My last work laptop had a light purple look to it with a matte finish, but I found the matte didn't take as well as gloss to removing stickers over time if they start to peel.

So my new case is bright orange, gloss, and comes with a silicone keyboard cover. It's nice that this is a bundle cause I always buy keyboard covers for MacBook Pros as well. Their keyboards have been known on some models to be very sensitive to dust (looking at you butterfly keyboard on my personal laptop).

product image for the orange case I bought for my mac

And of course I need to buy stickers next. Usually I can pull from my stacks and stacks of left overs. But most of those are programming related and my career has shifted over time to more Infrastructure as Code and other DevOps tooling related.

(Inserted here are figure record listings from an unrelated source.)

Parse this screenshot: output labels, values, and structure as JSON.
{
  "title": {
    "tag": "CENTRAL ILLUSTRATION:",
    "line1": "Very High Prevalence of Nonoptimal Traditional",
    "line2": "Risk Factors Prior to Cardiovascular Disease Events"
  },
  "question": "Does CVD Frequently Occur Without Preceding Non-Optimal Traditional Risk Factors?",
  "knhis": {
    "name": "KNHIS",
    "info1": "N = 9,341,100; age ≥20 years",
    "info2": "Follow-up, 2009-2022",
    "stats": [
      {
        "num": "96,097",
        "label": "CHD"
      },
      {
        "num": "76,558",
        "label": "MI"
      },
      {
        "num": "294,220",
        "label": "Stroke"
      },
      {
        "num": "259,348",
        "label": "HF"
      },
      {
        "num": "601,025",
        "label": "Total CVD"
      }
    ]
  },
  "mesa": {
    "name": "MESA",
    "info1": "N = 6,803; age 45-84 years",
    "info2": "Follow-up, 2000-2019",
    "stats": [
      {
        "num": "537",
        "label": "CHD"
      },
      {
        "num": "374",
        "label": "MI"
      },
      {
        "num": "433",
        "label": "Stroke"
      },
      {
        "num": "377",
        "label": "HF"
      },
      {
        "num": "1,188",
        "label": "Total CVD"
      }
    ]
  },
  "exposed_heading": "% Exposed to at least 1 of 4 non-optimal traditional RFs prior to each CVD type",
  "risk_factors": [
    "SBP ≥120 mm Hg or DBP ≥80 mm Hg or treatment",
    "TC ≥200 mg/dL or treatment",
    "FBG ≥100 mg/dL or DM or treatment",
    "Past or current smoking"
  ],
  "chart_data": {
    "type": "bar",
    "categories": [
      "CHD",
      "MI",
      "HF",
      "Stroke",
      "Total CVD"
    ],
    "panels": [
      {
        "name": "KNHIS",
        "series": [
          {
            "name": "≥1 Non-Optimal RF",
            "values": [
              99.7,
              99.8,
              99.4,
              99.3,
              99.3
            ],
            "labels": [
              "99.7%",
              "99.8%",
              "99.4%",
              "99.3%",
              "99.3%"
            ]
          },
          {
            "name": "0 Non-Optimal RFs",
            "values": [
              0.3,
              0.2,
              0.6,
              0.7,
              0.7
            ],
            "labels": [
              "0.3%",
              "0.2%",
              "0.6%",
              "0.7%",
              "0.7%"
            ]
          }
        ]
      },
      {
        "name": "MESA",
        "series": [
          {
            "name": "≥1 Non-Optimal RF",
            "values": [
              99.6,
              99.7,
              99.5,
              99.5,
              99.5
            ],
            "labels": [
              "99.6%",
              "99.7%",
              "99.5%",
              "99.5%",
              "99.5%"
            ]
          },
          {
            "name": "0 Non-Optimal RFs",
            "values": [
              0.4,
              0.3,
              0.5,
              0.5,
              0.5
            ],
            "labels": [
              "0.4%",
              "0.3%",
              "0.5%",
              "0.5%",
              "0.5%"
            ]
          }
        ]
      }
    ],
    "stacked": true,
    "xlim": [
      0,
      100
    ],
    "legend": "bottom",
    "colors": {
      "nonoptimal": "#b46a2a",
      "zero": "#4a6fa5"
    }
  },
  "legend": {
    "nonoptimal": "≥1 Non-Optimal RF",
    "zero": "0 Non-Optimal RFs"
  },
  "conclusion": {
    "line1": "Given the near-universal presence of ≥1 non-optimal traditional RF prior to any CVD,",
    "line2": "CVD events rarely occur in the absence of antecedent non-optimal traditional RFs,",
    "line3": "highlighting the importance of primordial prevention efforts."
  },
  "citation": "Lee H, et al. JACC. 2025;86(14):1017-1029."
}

So now I'm on the hunt for stickers for TerraForm, Jenkins, AWS and Azure, and more. Eventually I'll edit this post and add in pics of the laptop once it is all covered up in sticker goodness.

That's all?!

Not really. I'm also going to install things specifically for work like Terraform, Azure and AWS CLI clients, Docker, and tools specifically for work. I didn't go into detail for each because pretty much everything I've said above is what I'd do on any new dev machine, even a personal one.

I'll post soon about my new role and likely more about my specific tooling for that as well.